Michael Kovrig et Michael Spavor, eux, croupissent avec 20 détenus dans une cellule où la lumière ne s’éteint jamais. Ils reçoivent la visite d’un fonctionnaire de l’ambassade canadienne une fois par mois pendant 30 minutes, ce qui leur laisse à peine le temps de lire, à voix haute, les lettres de leurs proches. Ils n’ont pas droit à un avocat et peuvent se promener dans la cour une quinzaine de minutes par jour.
Inutile de dire qu’ils n’auront pas accès à la télé pour apprendre qui de Donald Trump ou de Joe Biden l’emportera.
Le candidat démocrate n’est guère plus tendre envers la Chine que Trump, alors il serait surprenant qu’il abandonne les accusations contre Meng Wanzhou. Par contre, Biden est davantage conscient que l’impétueux président actuel qu’il a besoin de ses alliés traditionnels, dont le Canada, pour contenir la montée de la Chine.

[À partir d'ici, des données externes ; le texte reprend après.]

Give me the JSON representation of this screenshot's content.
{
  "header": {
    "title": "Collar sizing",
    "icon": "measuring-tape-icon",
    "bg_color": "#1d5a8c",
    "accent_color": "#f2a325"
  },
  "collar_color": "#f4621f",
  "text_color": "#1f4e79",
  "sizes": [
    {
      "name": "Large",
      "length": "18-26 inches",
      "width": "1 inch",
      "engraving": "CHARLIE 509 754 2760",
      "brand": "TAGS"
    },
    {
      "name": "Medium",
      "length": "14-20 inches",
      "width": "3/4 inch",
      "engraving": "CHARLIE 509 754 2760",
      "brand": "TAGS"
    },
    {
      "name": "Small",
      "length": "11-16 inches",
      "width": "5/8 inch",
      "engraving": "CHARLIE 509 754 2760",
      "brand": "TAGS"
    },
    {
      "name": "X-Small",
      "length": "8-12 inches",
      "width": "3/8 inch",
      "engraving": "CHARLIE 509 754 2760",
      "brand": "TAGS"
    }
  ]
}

Les États-Unis bénéficient d’un avantage sur l’Empire du Milieu : un réseau d’amis guidés par la règle de droit et certains principes démocratiques forts. Ces amis ont observé avec consternation le peu d’efforts américains consentis pour faire libérer les deux Michael. Travailler d’arrache-pied à leur libération démontrerait l’engagement de Joe Biden envers ses alliés pour la suite du bras de fer avec la Chine.
Faudrait-il que le gouvernement Trudeau relâche Meng Wanzhou en échange des Canadiens, comme l’ont réclamé une vingtaine de personnalités, dont les anciens ministres des Affaires étrangères Lloyd Axworthy et Lawrence Cannon, ainsi que les ex-ambassadeurs Derek Burney et Michael Kergin ?
Certainement pas.
Une intervention du premier ministre ne ferait que renforcer l’opinion mondiale de plus en plus répandue que le Canada est passé maître dans l’art de dire une chose et de faire son contraire. Ottawa s’affiche comme un promoteur des droits de la personne, mais autorise l’exportation de matériel militaire vers l’Arabie saoudite. Il affirme lutter contre les changements climatiques, mais exploite des quantités de pétrole records. Il défend la règle de droit, mais relâcherait Meng Wanzhou pour des raisons politiques…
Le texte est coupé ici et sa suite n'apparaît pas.